# Library

In [1]:
import random

import numpy as np

import tqdm

import torch
from torch.utils.data import Dataset, DataLoader
from torchvision import transforms
from torchvision.datasets import ImageFolder

from sklearn.metrics import f1_score

import onnxruntime as ort

from utils.model import ConvNet

# Config

In [2]:
CFG = {'seed': 42,
       'bs': 16,
       'mean': (0.485, 0.456, 0.406),
       'std': (0.229, 0.224, 0.225)}

# Fix Seed

In [3]:
def seed_everything(seed):
    torch.manual_seed(seed)
    torch.cuda.manual_seed(seed)
    torch.cuda.manual_seed_all(seed)  # if use multi-GPU
    torch.backends.cudnn.deterministic = True
    torch.backends.cudnn.benchmark = False
    np.random.seed(seed)
    random.seed(seed)

seed_everything(CFG['seed'])

# Data

In [4]:
transform = transforms.Compose([
    transforms.Resize((64, 64)),
    transforms.ToTensor(),
    transforms.Normalize(mean=CFG['mean'], std=CFG['std'])
])

In [5]:
dataset = ImageFolder('./data/train/', transform=transform)
dataloader = DataLoader(dataset,
                        batch_size=CFG['bs'],
                        shuffle=False)

# 모델 성능 비교

### Pytorch 모델

In [6]:
model = ConvNet(num_classes=3)
model.load_state_dict(torch.load("./checkpoints/fine_tuned_conv_net.pth", map_location="cpu", weights_only=True))

<All keys matched successfully>

In [7]:
model.eval()
all_preds = []
all_labels = []

with torch.no_grad():
    for inputs, labels in tqdm.tqdm(dataloader):
        outputs, _ = model(inputs)
        _, preds = torch.max(outputs, 1)
        
        all_preds.extend(preds.detach().cpu().numpy())
        all_labels.extend(labels.detach().cpu().numpy())
        
    pytorch_f1_score = f1_score(all_labels, all_preds, average='macro')

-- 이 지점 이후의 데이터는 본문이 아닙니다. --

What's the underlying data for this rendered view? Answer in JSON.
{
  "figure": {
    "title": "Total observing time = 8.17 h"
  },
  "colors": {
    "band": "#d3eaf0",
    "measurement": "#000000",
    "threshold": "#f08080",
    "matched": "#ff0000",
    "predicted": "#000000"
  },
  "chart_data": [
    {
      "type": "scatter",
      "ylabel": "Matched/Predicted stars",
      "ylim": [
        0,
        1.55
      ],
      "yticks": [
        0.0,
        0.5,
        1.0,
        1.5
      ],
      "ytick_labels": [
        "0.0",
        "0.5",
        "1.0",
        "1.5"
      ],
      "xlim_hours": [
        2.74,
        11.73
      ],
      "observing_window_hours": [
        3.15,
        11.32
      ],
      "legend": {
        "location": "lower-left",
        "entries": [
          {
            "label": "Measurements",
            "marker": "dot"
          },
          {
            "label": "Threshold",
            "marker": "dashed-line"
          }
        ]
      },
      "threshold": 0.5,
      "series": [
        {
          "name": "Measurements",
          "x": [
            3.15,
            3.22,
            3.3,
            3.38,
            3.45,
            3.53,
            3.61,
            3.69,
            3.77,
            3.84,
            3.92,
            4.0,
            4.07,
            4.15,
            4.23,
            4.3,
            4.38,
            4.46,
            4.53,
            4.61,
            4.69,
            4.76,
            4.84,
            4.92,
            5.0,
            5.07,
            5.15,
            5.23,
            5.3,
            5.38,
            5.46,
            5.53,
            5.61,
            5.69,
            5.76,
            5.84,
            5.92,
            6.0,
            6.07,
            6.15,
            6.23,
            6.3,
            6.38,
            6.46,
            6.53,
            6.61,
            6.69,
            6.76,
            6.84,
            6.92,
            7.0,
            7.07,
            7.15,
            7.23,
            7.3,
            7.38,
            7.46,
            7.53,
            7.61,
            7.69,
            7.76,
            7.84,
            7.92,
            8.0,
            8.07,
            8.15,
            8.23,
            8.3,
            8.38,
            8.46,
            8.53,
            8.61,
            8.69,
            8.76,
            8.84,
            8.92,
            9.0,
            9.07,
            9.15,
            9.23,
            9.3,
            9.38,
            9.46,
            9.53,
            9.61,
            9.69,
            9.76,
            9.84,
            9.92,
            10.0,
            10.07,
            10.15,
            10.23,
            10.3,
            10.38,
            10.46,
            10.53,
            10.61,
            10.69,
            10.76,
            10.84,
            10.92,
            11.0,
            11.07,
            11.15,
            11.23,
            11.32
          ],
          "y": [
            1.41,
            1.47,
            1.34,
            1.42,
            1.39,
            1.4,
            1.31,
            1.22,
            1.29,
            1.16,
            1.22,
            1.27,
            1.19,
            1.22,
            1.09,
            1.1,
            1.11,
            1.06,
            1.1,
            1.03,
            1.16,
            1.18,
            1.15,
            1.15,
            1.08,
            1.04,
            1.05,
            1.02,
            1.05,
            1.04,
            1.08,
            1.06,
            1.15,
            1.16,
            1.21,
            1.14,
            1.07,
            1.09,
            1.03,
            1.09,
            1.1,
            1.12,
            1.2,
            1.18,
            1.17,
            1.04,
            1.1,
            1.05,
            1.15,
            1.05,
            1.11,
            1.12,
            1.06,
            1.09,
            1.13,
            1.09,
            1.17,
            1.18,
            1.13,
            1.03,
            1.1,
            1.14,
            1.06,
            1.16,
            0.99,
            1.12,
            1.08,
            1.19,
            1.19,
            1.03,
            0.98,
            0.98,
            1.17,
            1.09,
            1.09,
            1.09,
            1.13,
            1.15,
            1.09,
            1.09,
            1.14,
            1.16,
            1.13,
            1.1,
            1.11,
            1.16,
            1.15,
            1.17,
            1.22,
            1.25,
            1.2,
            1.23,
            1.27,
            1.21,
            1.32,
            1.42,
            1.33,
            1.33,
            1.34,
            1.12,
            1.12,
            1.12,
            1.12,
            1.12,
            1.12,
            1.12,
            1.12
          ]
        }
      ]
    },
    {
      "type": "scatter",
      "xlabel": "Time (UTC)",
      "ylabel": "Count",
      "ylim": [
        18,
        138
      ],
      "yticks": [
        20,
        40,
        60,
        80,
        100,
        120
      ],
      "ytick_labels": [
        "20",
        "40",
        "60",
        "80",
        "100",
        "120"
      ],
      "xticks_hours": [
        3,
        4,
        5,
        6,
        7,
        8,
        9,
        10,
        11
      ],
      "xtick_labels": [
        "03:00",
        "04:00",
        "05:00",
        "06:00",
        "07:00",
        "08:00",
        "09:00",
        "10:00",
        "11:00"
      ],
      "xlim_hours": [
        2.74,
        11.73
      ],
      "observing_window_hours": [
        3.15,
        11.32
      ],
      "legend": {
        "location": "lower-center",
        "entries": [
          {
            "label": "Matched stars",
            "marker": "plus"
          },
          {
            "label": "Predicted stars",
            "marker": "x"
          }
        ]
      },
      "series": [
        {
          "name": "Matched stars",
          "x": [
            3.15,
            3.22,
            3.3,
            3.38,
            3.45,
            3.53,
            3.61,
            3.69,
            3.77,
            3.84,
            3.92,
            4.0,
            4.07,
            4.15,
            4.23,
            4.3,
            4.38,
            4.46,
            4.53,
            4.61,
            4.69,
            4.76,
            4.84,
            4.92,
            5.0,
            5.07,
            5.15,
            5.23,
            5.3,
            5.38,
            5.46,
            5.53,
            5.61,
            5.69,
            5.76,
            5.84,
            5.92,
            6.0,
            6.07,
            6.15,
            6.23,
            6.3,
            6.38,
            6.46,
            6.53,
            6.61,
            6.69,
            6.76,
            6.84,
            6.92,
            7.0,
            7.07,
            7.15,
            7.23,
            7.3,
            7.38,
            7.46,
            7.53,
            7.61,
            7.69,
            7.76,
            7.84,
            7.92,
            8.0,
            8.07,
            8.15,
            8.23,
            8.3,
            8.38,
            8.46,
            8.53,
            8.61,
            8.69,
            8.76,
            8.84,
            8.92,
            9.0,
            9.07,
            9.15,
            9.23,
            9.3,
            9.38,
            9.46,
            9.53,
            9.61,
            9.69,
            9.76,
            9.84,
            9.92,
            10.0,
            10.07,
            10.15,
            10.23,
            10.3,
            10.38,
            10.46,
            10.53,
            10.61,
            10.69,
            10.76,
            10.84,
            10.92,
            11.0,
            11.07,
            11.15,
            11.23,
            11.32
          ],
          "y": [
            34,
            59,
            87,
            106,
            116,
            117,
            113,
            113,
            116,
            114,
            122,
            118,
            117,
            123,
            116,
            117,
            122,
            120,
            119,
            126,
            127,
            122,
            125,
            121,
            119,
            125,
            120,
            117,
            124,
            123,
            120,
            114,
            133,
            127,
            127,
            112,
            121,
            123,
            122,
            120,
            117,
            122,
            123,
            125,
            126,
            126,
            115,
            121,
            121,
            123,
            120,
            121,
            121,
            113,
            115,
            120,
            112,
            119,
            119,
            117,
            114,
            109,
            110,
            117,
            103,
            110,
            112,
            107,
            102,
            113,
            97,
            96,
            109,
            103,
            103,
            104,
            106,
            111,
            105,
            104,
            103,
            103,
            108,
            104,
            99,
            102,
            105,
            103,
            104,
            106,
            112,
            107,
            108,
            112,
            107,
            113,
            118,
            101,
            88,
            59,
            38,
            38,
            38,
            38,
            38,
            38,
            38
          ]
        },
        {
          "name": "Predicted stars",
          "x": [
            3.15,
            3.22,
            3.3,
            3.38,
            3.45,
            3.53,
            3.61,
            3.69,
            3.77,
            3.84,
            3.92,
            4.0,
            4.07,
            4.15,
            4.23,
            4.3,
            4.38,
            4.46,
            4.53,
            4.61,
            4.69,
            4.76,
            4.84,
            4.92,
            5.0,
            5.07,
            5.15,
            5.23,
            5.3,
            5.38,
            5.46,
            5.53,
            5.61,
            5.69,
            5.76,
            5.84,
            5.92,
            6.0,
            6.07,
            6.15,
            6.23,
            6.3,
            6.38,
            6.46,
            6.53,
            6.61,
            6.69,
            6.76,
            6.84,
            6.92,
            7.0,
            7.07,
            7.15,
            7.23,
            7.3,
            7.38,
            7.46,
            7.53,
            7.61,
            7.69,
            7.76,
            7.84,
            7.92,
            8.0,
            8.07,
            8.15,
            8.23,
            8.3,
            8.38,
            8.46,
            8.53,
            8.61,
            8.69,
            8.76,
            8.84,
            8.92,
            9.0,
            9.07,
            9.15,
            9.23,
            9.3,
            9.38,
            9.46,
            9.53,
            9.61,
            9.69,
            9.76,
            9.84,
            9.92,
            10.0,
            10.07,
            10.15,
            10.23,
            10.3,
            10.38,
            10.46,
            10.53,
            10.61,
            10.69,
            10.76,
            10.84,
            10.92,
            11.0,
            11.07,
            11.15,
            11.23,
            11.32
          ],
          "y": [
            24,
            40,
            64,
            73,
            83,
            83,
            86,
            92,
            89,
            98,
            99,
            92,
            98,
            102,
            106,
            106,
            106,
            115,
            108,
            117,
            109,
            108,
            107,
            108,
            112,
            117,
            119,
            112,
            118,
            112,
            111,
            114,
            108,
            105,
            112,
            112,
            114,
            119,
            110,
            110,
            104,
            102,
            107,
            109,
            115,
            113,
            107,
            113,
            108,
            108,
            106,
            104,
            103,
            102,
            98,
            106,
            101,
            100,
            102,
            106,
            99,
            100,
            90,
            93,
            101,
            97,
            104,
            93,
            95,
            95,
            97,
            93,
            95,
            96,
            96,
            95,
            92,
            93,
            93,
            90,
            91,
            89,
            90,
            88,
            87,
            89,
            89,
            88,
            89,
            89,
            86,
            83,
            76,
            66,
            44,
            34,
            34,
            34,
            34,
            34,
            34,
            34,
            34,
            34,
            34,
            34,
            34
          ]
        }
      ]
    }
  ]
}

100%|███████████████████████████████████████████████████████████████████████████████████████████████| 19/19 [00:00<00:00, 40.56it/s]


### ONNX 변환 모델

In [8]:
session_fp32 = ort.InferenceSession("./checkpoints/conv_net.onnx", providers=['CPUExecutionProvider'])
all_onnx_preds = []

for inputs, _ in tqdm.tqdm(dataloader):
    inputs_np = inputs.numpy()
    ort_inputs = {"input": inputs_np}
    
    onnx_outs = session_fp32.run(None, ort_inputs)
    onnx_preds = np.argmax(onnx_outs[0], axis=1)
    all_onnx_preds.extend(onnx_preds)

onnx_f1_score = f1_score(all_labels, all_onnx_preds, average='macro')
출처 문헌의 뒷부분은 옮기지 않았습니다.